Non loin d’eux, il y avait un autre couple, André et Josée. En tenue de cyclistes, ces deux retraités étaient partis de Sherbrooke pour venir à Magog. « On fait souvent de longues randonnées de deux ou trois jours, m’ont-ils raconté. C’est impossible de faire cela en ce moment. Venir jusqu’ici et pouvoir manger au restaurant fait toute une différence. C’est notre première grande randonnée de l’année. »

Ashly, l’unique serveuse à la Table Alain Roger, lundi, allait et venait entre les clients. Elle portait une visière. « Ça me fait drôle, car je m’entends parler très fort. Je vais m’habituer », a-t-elle dit en m’apportant un foie de veau et des frites-mayonnaise que j’ai engloutis à la vitesse de l’éclair.

Sur les tables, on n’avait disposé que des choses pouvant être désinfectées. Pas de salière, pas de poivrière, pas de corbeille à pain. Ashly veillait aux moindres désirs des clients, même ceux de Maxime, 5 ans, venu avec ses grands-parents. Le petit garçon a exigé « beaucoup » de poivre sur ses spaghettis.

« Regarde, mamie, quand on roule les spaghettis dans la cuillère, il faut d’abord les soulever très haut au-dessus de l’assiette ». Les sparages de Maxime ont amusé tout le monde.

Même si Alain Roger avait du mal à contenir sa joie, il a quand même râlé un peu contre les mesures de distanciation physique, qu’il trouve exagérées. « Je possède une soixantaine de places. Si je devais respecter les règles, ça me ferait 20 places. C’est impossible d’être rentable. À force de jouer avec les tables et les chaises, j’en ai créé 30. »

Alain Roger espère que la belle saison sera bonne pour lui. Les commerçants du coin ont connu un été 2019 particulièrement éprouvant à cause de travaux de réfection qui se sont étalés d’avril à novembre. Alors qu’ils croyaient pouvoir enfin jouir des effets de cette transformation, la crise de la COVID-19 leur est tombée dessus.

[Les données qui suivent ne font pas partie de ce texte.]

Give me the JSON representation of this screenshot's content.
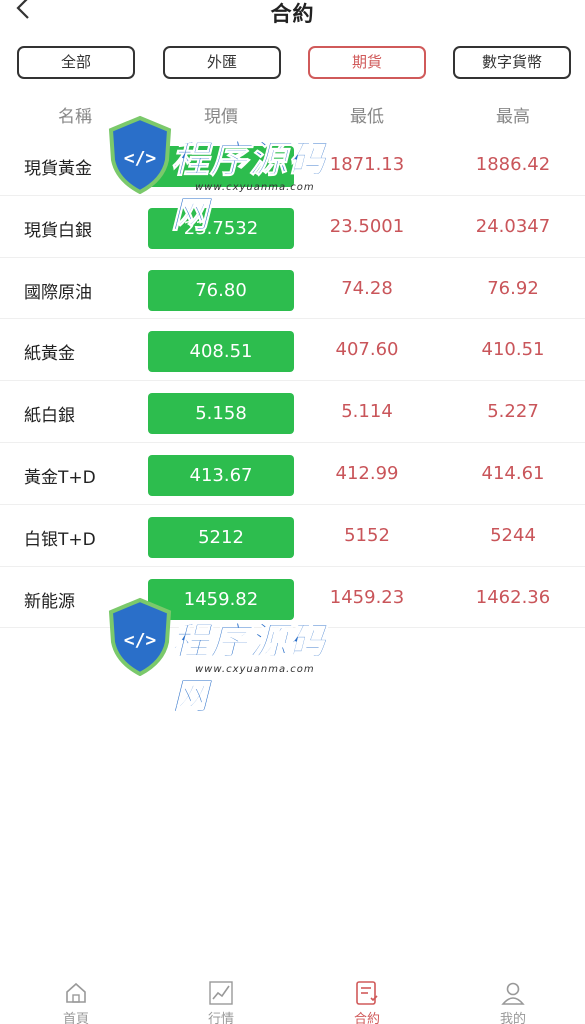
{
  "header": {
    "title": "合約"
  },
  "filters": [
    {
      "label": "全部",
      "active": false
    },
    {
      "label": "外匯",
      "active": false
    },
    {
      "label": "期貨",
      "active": true
    },
    {
      "label": "數字貨幣",
      "active": false
    }
  ],
  "columns": {
    "name": "名稱",
    "price": "現價",
    "low": "最低",
    "high": "最高"
  },
  "rows": [
    {
      "name": "現貨黃金",
      "price": "",
      "low": "1871.13",
      "high": "1886.42"
    },
    {
      "name": "現貨白銀",
      "price": "23.7532",
      "low": "23.5001",
      "high": "24.0347"
    },
    {
      "name": "國際原油",
      "price": "76.80",
      "low": "74.28",
      "high": "76.92"
    },
    {
      "name": "紙黃金",
      "price": "408.51",
      "low": "407.60",
      "high": "410.51"
    },
    {
      "name": "紙白銀",
      "price": "5.158",
      "low": "5.114",
      "high": "5.227"
    },
    {
      "name": "黃金T+D",
      "price": "413.67",
      "low": "412.99",
      "high": "414.61"
    },
    {
      "name": "白银T+D",
      "price": "5212",
      "low": "5152",
      "high": "5244"
    },
    {
      "name": "新能源",
      "price": "1459.82",
      "low": "1459.23",
      "high": "1462.36"
    }
  ],
  "watermark": {
    "title": "程序源码网",
    "url": "www.cxyuanma.com"
  },
  "tabbar": [
    {
      "label": "首頁",
      "icon": "home-icon",
      "active": false
    },
    {
      "label": "行情",
      "icon": "chart-icon",
      "active": false
    },
    {
      "label": "合約",
      "icon": "contract-icon",
      "active": true
    },
    {
      "label": "我的",
      "icon": "user-icon",
      "active": false
    }
  ],
  "colors": {
    "accent": "#d05a5a",
    "price_bg": "#2dbd4e",
    "range_text": "#c9555a"
  }
}
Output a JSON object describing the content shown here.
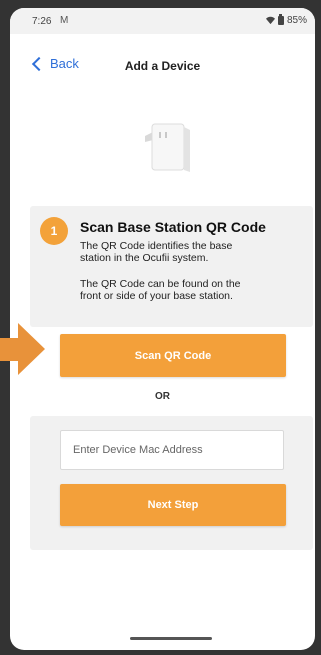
{
  "status": {
    "time": "7:26",
    "notification_icon": "M",
    "battery": "85%"
  },
  "nav": {
    "back_label": "Back",
    "title": "Add a Device"
  },
  "step": {
    "number": "1",
    "title": "Scan Base Station QR Code",
    "text1a": "The QR Code identifies the base",
    "text1b": "station in the Ocufii system.",
    "text2a": "The QR Code can be found on the",
    "text2b": "front or side of your base station."
  },
  "actions": {
    "scan_label": "Scan QR Code",
    "or_label": "OR",
    "mac_placeholder": "Enter Device Mac Address",
    "next_label": "Next Step"
  },
  "colors": {
    "accent": "#f3a03a",
    "link": "#2f6fd8",
    "card": "#f1f1f1",
    "frame": "#333333"
  }
}
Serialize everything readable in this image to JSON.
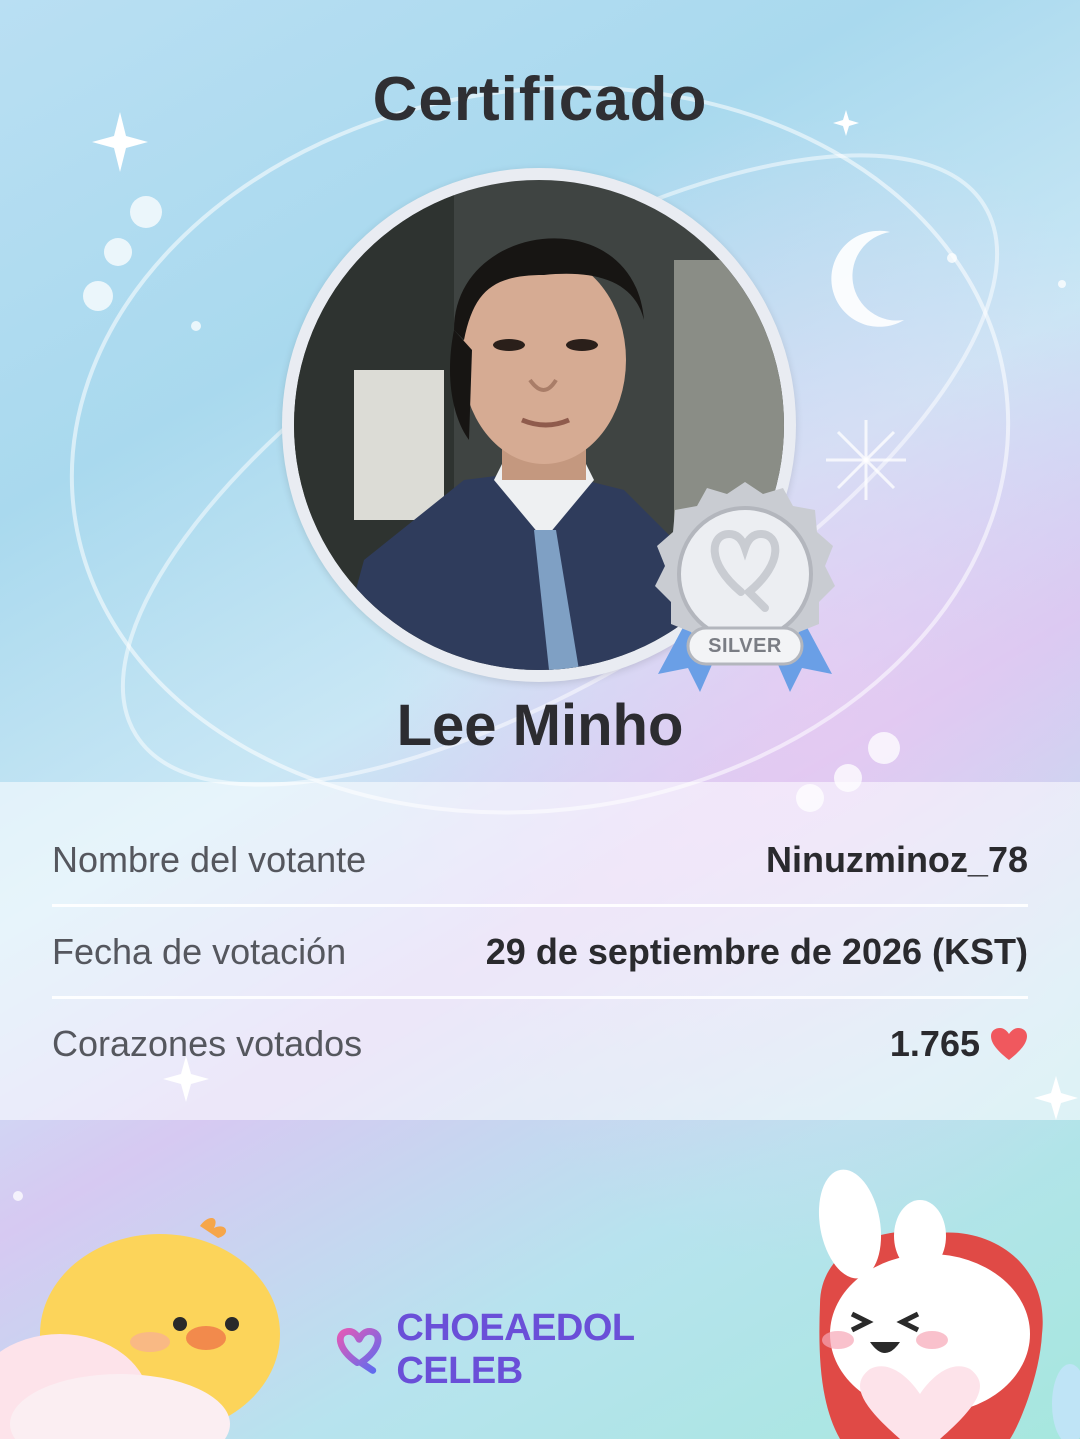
{
  "certificate": {
    "title": "Certificado",
    "celeb_name": "Lee Minho",
    "badge_label": "SILVER"
  },
  "info_rows": [
    {
      "label": "Nombre del votante",
      "value": "Ninuzminoz_78"
    },
    {
      "label": "Fecha de votación",
      "value": "29 de septiembre de 2026 (KST)"
    },
    {
      "label": "Corazones votados",
      "value": "1.765"
    }
  ],
  "brand": {
    "name": "CHOEAEDOL CELEB"
  },
  "colors": {
    "accent": "#6a4fd8",
    "heart": "#f0585e",
    "badge_silver": "#c9ccd2",
    "ribbon": "#6a9fe6"
  },
  "icons": [
    "sparkle-icon",
    "moon-icon",
    "heart-icon",
    "silver-medal-icon",
    "brand-logo-icon"
  ]
}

« J’avoue que c’est un coup dur, m’a confié Alain Roger. Honnêtement, il faudrait fermer la rue et permettre la création de grandes terrasses. Ça serait une bonne façon de nous aider. »

Tous les clients à qui j’ai parlé lundi m’ont dit que les restaurants leur avaient beaucoup manqué ces derniers mois. Cuisiner matin, midi et soir finit en effet par nous transformer en Maman Taillefer. Je ne sais pour vous, mais j’avais l’impression d’avoir toujours une spatule dans une main et un épluche-légumes dans l’autre.

La réouverture des commerces a signifié le retour de services. Mais allez savoir pourquoi, le retour des restaurants symbolise davantage le rapprochement de la vie normale. Lundi, j’ai eu l’impression de reprendre le fil. Tous les éléments me disaient que les choses revenaient comme avant.

Même la petite musique d’ascenseur jazzy que le restaurant faisait jouer y contribuait.

C’est pour vous dire.

Les restaurateurs ont recommencé à vivre et à nous nourrir lundi. Et il y en a beaucoup pour l’âme.